Jason Nazarenko is an American politician from Arkansas. In 2024, he was elected to represent the 4th district in the Arkansas House of Representatives, which contains Marion County and parts of Baxter County. A Republican, he is retired from the military. He is a Baptist. He lives in Cotter, Arkansas. He and his wife have two adult children.

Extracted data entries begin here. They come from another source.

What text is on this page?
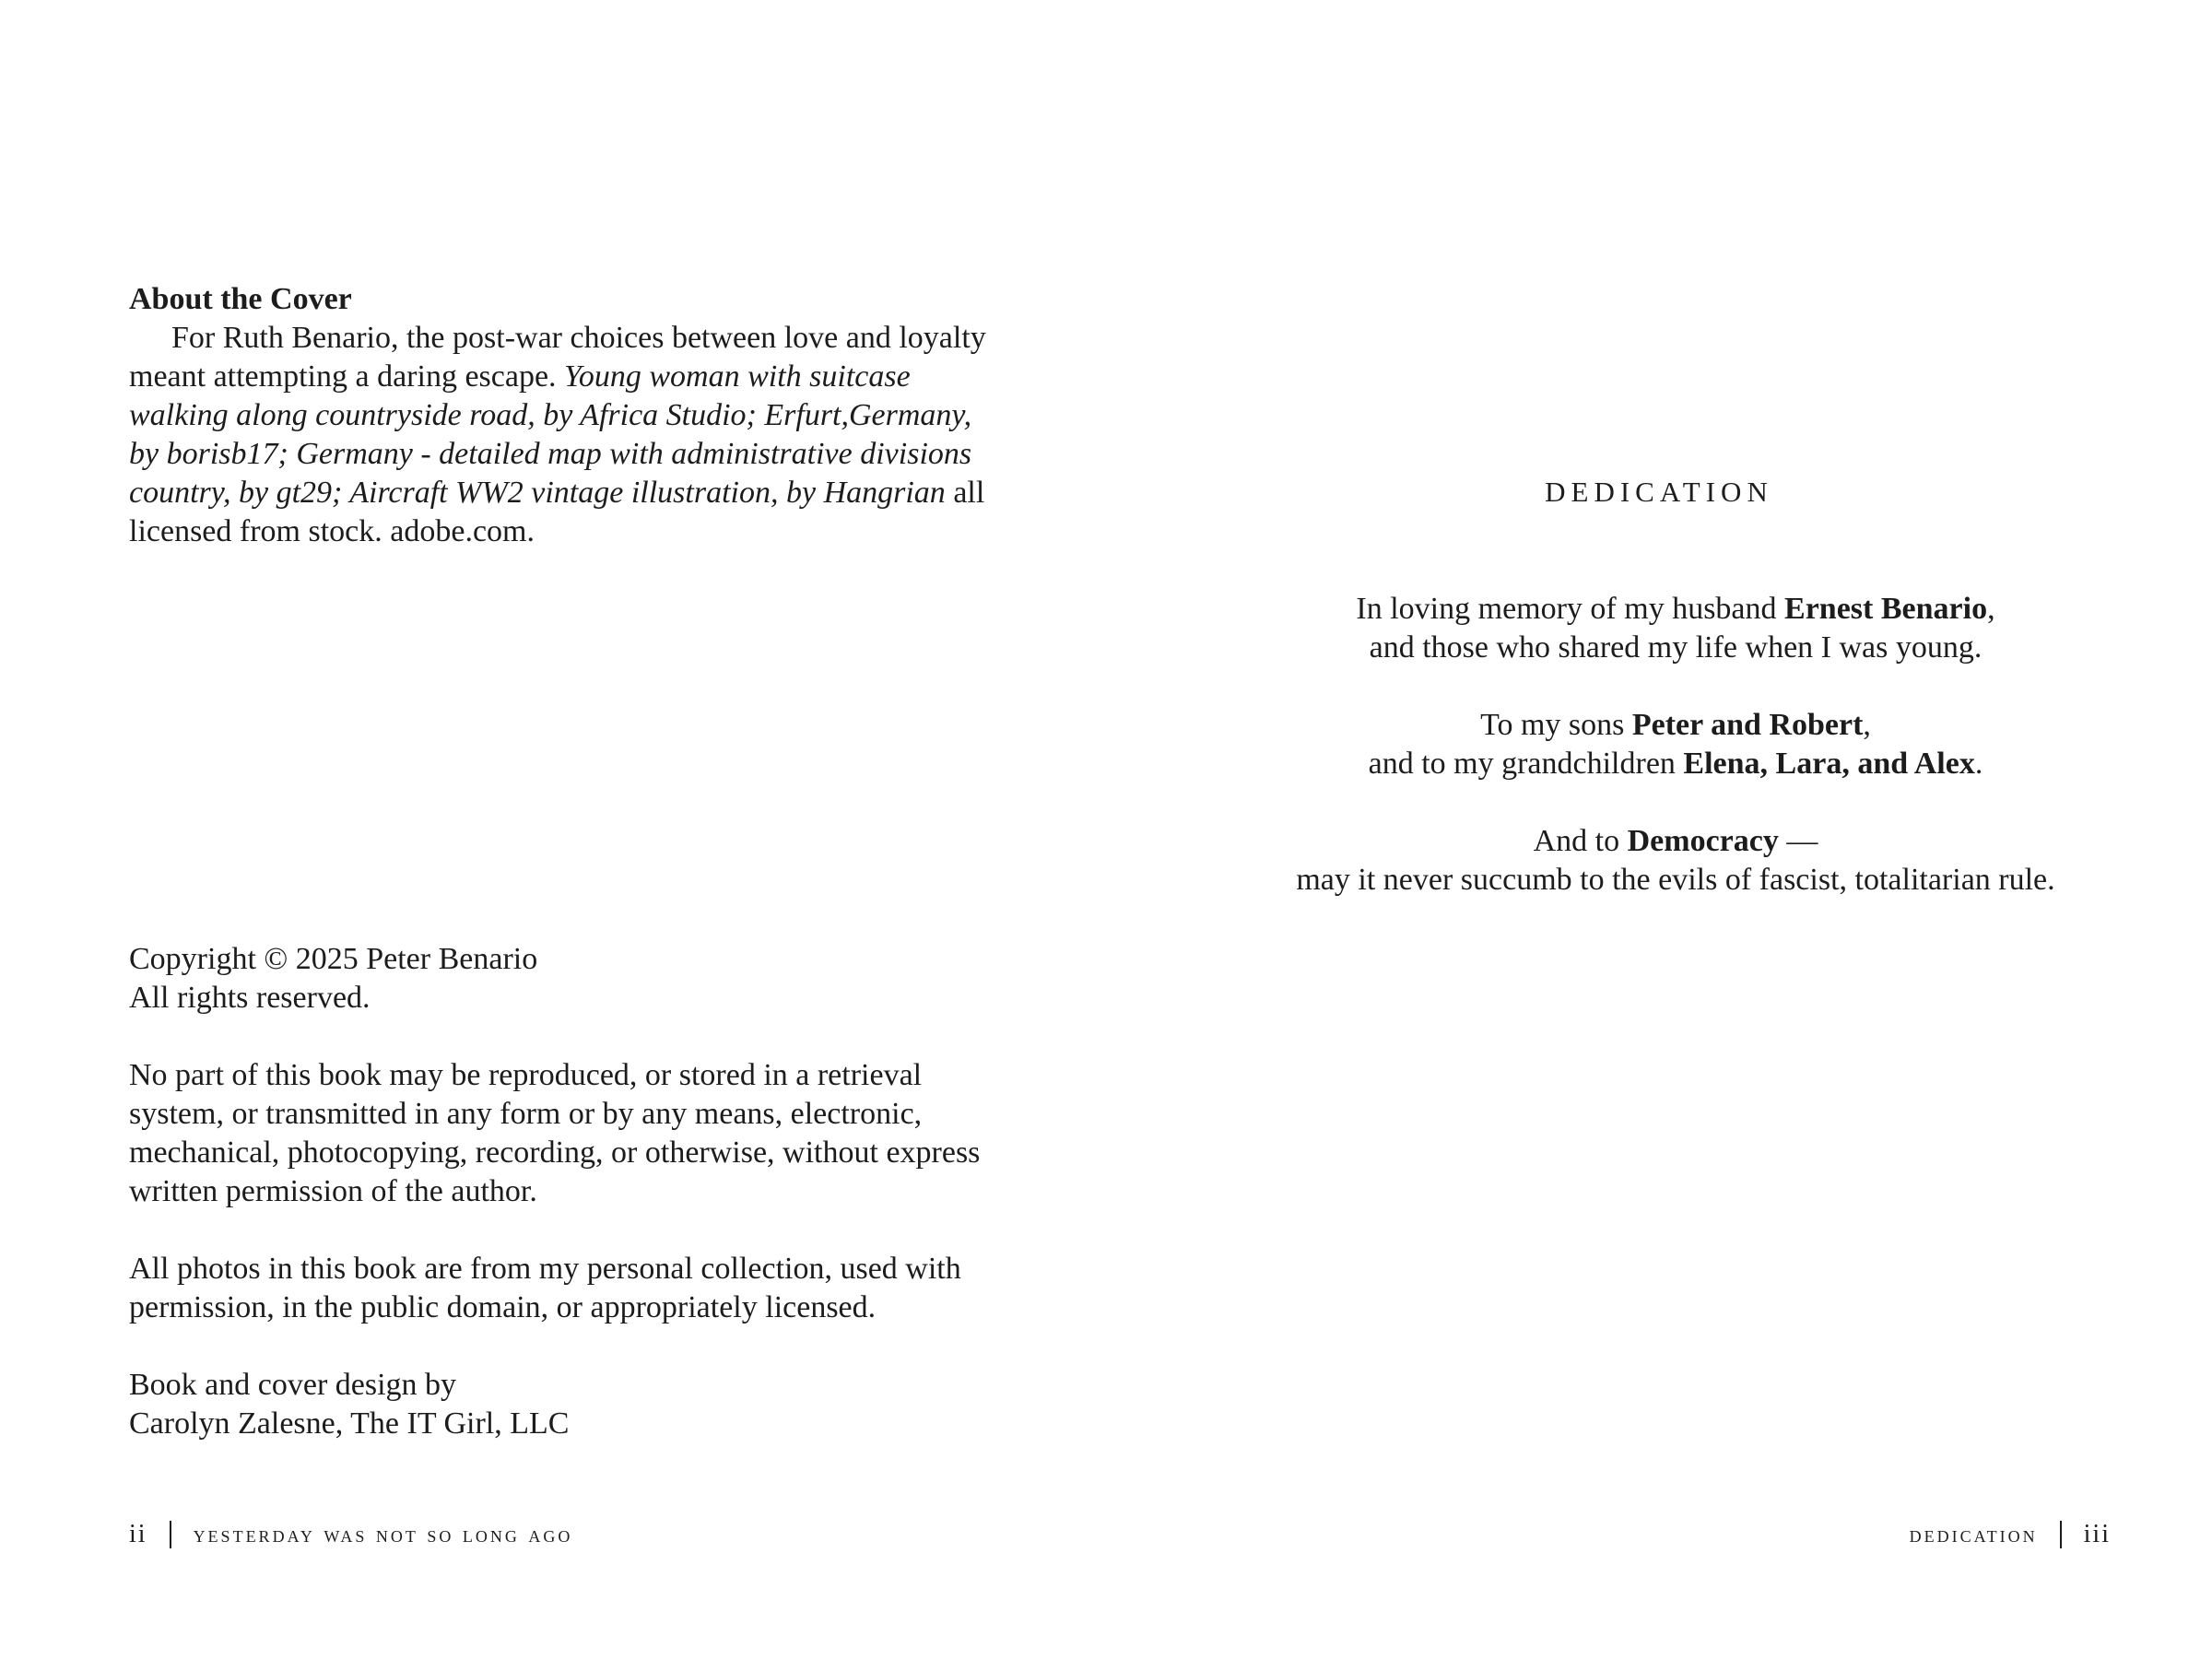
About the Cover

For Ruth Benario, the post-war choices between love and loyalty meant attempting a daring escape. Young woman with suitcase walking along countryside road, by Africa Studio; Erfurt,Germany, by borisb17; Germany - detailed map with administrative divisions country, by gt29; Aircraft WW2 vintage illustration, by Hangrian all licensed from stock. adobe.com.

Copyright © 2025 Peter Benario
All rights reserved.

No part of this book may be reproduced, or stored in a retrieval system, or transmitted in any form or by any means, electronic, mechanical, photocopying, recording, or otherwise, without express written permission of the author.

All photos in this book are from my personal collection, used with permission, in the public domain, or appropriately licensed.

Book and cover design by
Carolyn Zalesne, The IT Girl, LLC

ii yesterday was not so long ago
DEDICATION

In loving memory of my husband Ernest Benario,
and those who shared my life when I was young.

To my sons Peter and Robert,
and to my grandchildren Elena, Lara, and Alex.

And to Democracy —
may it never succumb to the evils of fascist, totalitarian rule.

dedication iii
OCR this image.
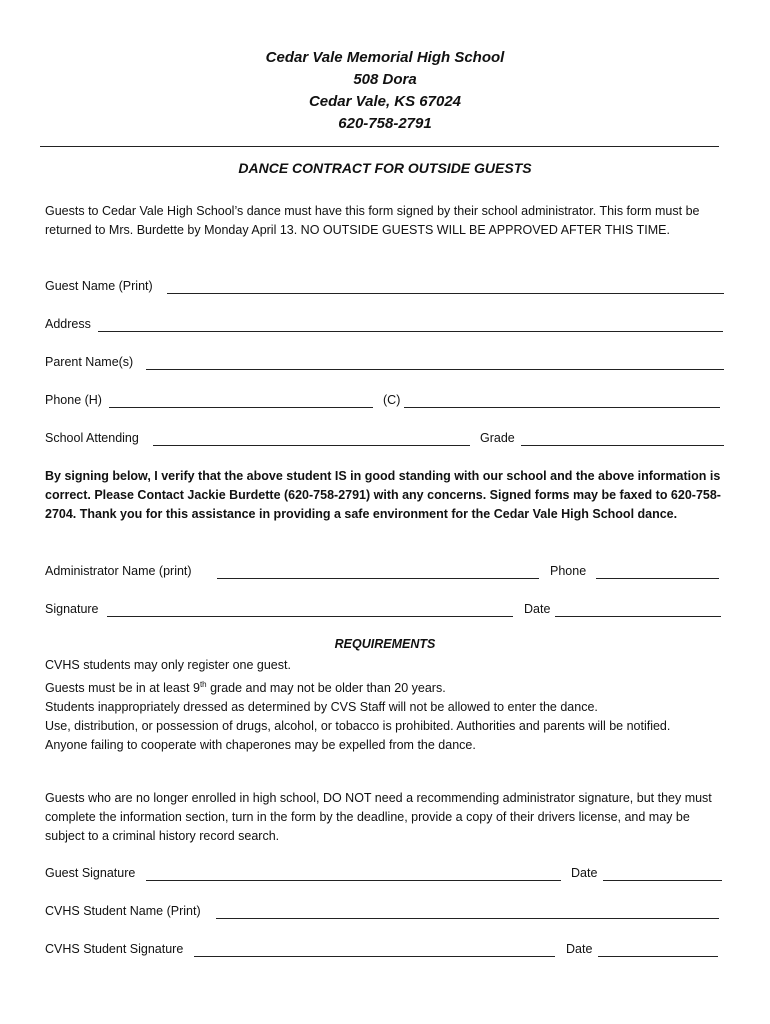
Cedar Vale Memorial High School
508 Dora
Cedar Vale, KS 67024
620-758-2791
DANCE CONTRACT FOR OUTSIDE GUESTS
Guests to Cedar Vale High School’s dance must have this form signed by their school administrator. This form must be returned to Mrs. Burdette by Monday April 13. NO OUTSIDE GUESTS WILL BE APPROVED AFTER THIS TIME.
Guest Name (Print)
Address
Parent Name(s)
Phone (H)	(C)
School Attending	Grade
By signing below, I verify that the above student IS in good standing with our school and the above information is correct. Please Contact Jackie Burdette (620-758-2791) with any concerns. Signed forms may be faxed to 620-758-2704. Thank you for this assistance in providing a safe environment for the Cedar Vale High School dance.
Administrator Name (print)	Phone
Signature	Date
REQUIREMENTS
CVHS students may only register one guest.
Guests must be in at least 9th grade and may not be older than 20 years.
Students inappropriately dressed as determined by CVS Staff will not be allowed to enter the dance.
Use, distribution, or possession of drugs, alcohol, or tobacco is prohibited. Authorities and parents will be notified.
Anyone failing to cooperate with chaperones may be expelled from the dance.
Guests who are no longer enrolled in high school, DO NOT need a recommending administrator signature, but they must complete the information section, turn in the form by the deadline, provide a copy of their drivers license, and may be subject to a criminal history record search.
Guest Signature	Date
CVHS Student Name (Print)
CVHS Student Signature	Date
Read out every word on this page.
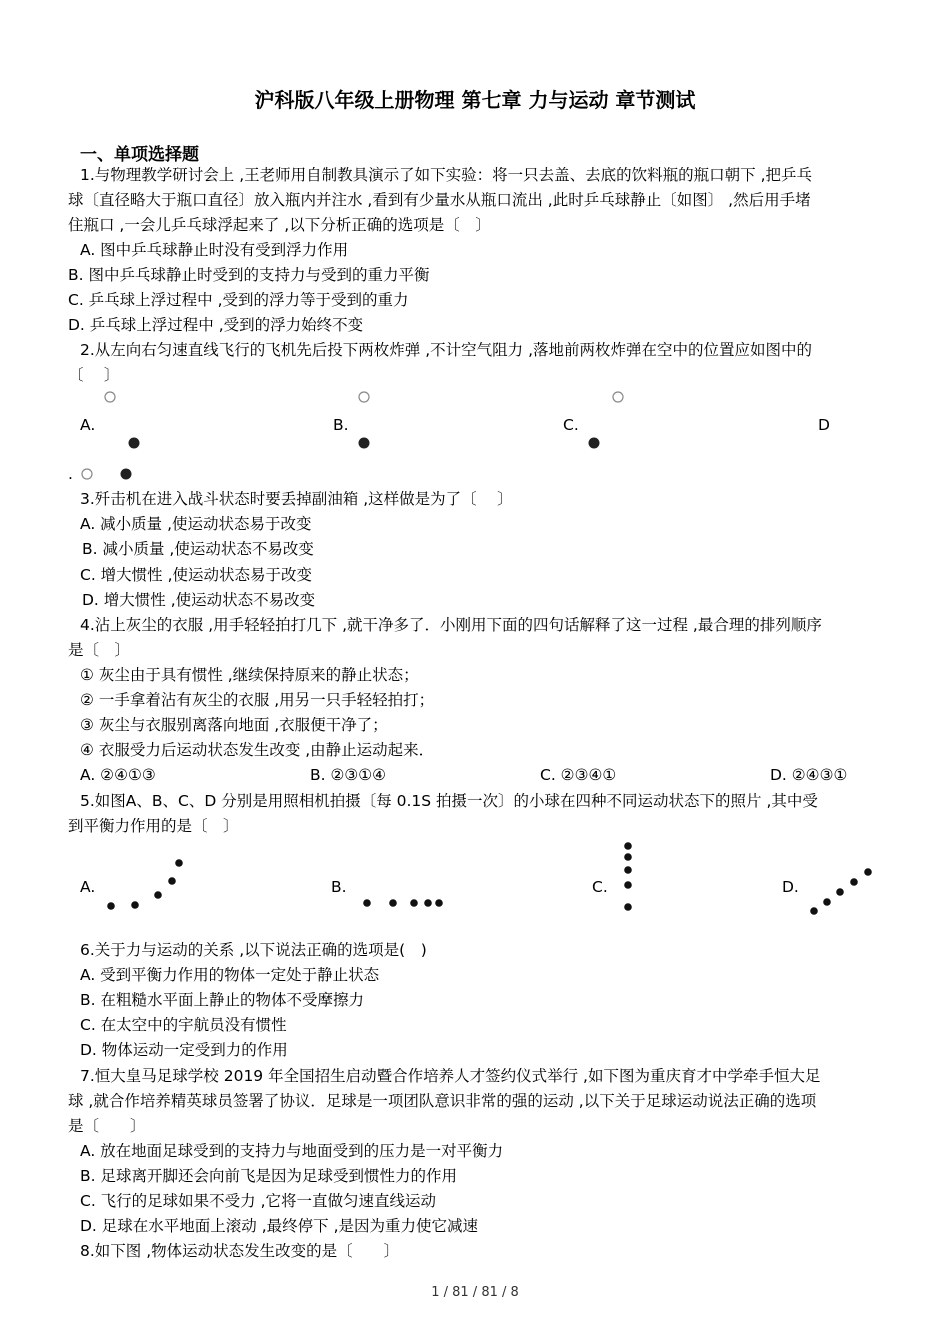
沪科版八年级上册物理 第七章 力与运动 章节测试
一、单项选择题
1.与物理教学研讨会上 ,王老师用自制教具演示了如下实验：将一只去盖、去底的饮料瓶的瓶口朝下 ,把乒乓
球〔直径略大于瓶口直径〕放入瓶内并注水 ,看到有少量水从瓶口流出 ,此时乒乓球静止〔如图〕 ,然后用手堵
住瓶口 ,一会儿乒乓球浮起来了 ,以下分析正确的选项是〔　〕
A. 图中乒乓球静止时没有受到浮力作用
B. 图中乒乓球静止时受到的支持力与受到的重力平衡
C. 乒乓球上浮过程中 ,受到的浮力等于受到的重力
D. 乒乓球上浮过程中 ,受到的浮力始终不变
2.从左向右匀速直线飞行的飞机先后投下两枚炸弹 ,不计空气阻力 ,落地前两枚炸弹在空中的位置应如图中的
〔　 〕
A.	B.	C.	D
.
3.歼击机在进入战斗状态时要丢掉副油箱 ,这样做是为了〔　 〕
A. 减小质量 ,使运动状态易于改变
B. 减小质量 ,使运动状态不易改变
C. 增大惯性 ,使运动状态易于改变
D. 增大惯性 ,使运动状态不易改变
4.沾上灰尘的衣服 ,用手轻轻拍打几下 ,就干净多了．小刚用下面的四句话解释了这一过程 ,最合理的排列顺序
是〔　〕
① 灰尘由于具有惯性 ,继续保持原来的静止状态；
② 一手拿着沾有灰尘的衣服 ,用另一只手轻轻拍打；
③ 灰尘与衣服别离落向地面 ,衣服便干净了；
④ 衣服受力后运动状态发生改变 ,由静止运动起来．
A. ②④①③	B. ②③①④	C. ②③④①	D. ②④③①
5.如图A、B、C、D 分别是用照相机拍摄〔每 0.1S 拍摄一次〕的小球在四种不同运动状态下的照片 ,其中受
到平衡力作用的是〔　〕
A.	B.	C.	D.
6.关于力与运动的关系 ,以下说法正确的选项是(　)
A. 受到平衡力作用的物体一定处于静止状态
B. 在粗糙水平面上静止的物体不受摩擦力
C. 在太空中的宇航员没有惯性
D. 物体运动一定受到力的作用
7.恒大皇马足球学校 2019 年全国招生启动暨合作培养人才签约仪式举行 ,如下图为重庆育才中学牵手恒大足
球 ,就合作培养精英球员签署了协议．足球是一项团队意识非常的强的运动 ,以下关于足球运动说法正确的选项
是〔　　〕
A. 放在地面足球受到的支持力与地面受到的压力是一对平衡力
B. 足球离开脚还会向前飞是因为足球受到惯性力的作用
C. 飞行的足球如果不受力 ,它将一直做匀速直线运动
D. 足球在水平地面上滚动 ,最终停下 ,是因为重力使它减速
8.如下图 ,物体运动状态发生改变的是〔　　〕
1 / 81 / 81 / 8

He began his military career as a cook, became a pilot, and then a Blackhawk helicopter pilot with the Army's elite 160th Special Operations Aviation Regiment also known as "The Night Stalkers". He holds a bachelors, two masters and is working to finish his PhD in Leadership and Organizational Change. He graduated from Embry Riddle Aeronautical University and Columbia Southern University. He retired from the military in 2019. He worked as an ambulance helicopter pilot and volunteers as the President for the Cotter Area Chamber of Commerce. He started and is the CEO for multiple small businesses after retiring. He and his wife renovated an old home and he was involved in building restorations in Cotter.